JPMorgan analyst Harsh Wardhan Modi, who maintained its 'overweight' on DBS, said Singapore bank stocks should outperform the broader market going into 2010.
"The key drivers for these stocks would be across-the-board estimate revisions," he said.
Analysts had predicted strong results from DBS after rivals United Overseas Bank and Oversea-Chinese Banking Corp beat forecasts last week.
DBS said on Friday its July-September net profit rose to S$563 million ($404 million) from S$379 million year ago, and beat analysts' forecasts for S$480 million, according to an average of six forecasts in a Reuters survey.

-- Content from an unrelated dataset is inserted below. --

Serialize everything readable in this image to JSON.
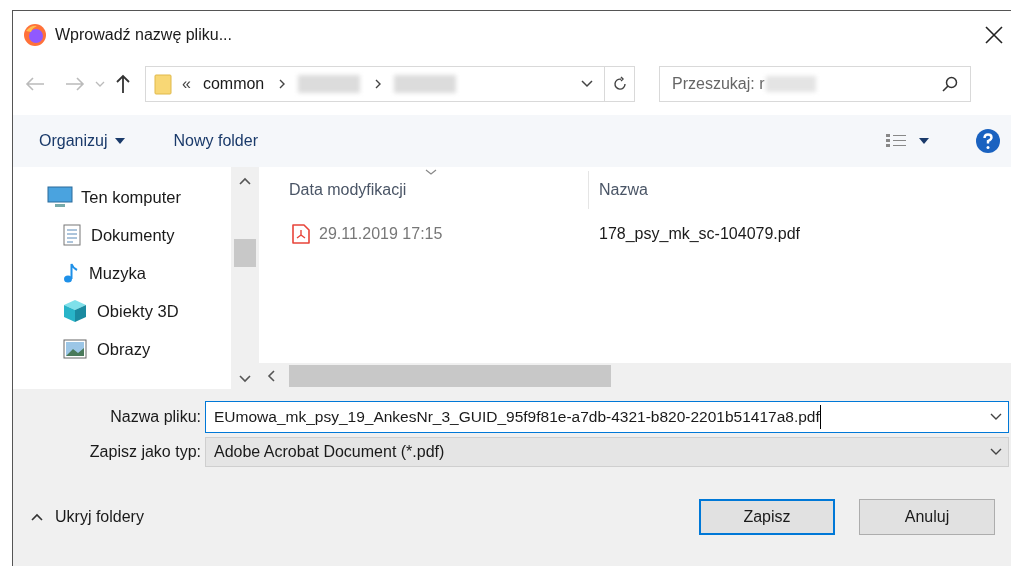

Its shares opened 3.2 percent higher, outperforming a 1.5 percent rise in the benchmark Singapore index.
"I believe DBS is well positioned to take advantage of the nascent economic recovery - we will emerge fitter and stronger," said DBS Chairman Koh Boon Hwee in a statement.
Pulled out of ING Race
DBS has been focusing on a strategy to grow its existing business in Indonesia, India and China to lower its reliance on Singapore, which accounted for more than half of January-September net profit.
It has shied away from expensive acquisitions, recently pulling out of a race to buy ING's Asia private banking business, which was bought instead by OCBC.
Investors want to know if DBS will adopt new strategies to expand aggressively in the region, though the bank did not make any references to acquisitions when announcing its results.
Koh, who has been running the bank since January, told Reuters in September that DBS plans to double its branch network in Indonesia over the next three years as it seeks expansion in Southeast Asia's biggest economy.
DBS, 28 percent-owned by state investor Temasek, saw loan growth of 1 percent in the third quarter from a year ago.
Quarterly net interest income rose 6 percent to S$1.1 billion as net interest margins rose to 2.03 percent from 1.99 percent, and fee and commission income climbed by 14 percent.
Bad debt charges fell 17 percent to S$265 million.
Shares of DBS are up about 58 percent this year, outperforming the benchmark index's 52 percent gain and beating UOB, though on a par with OCBC.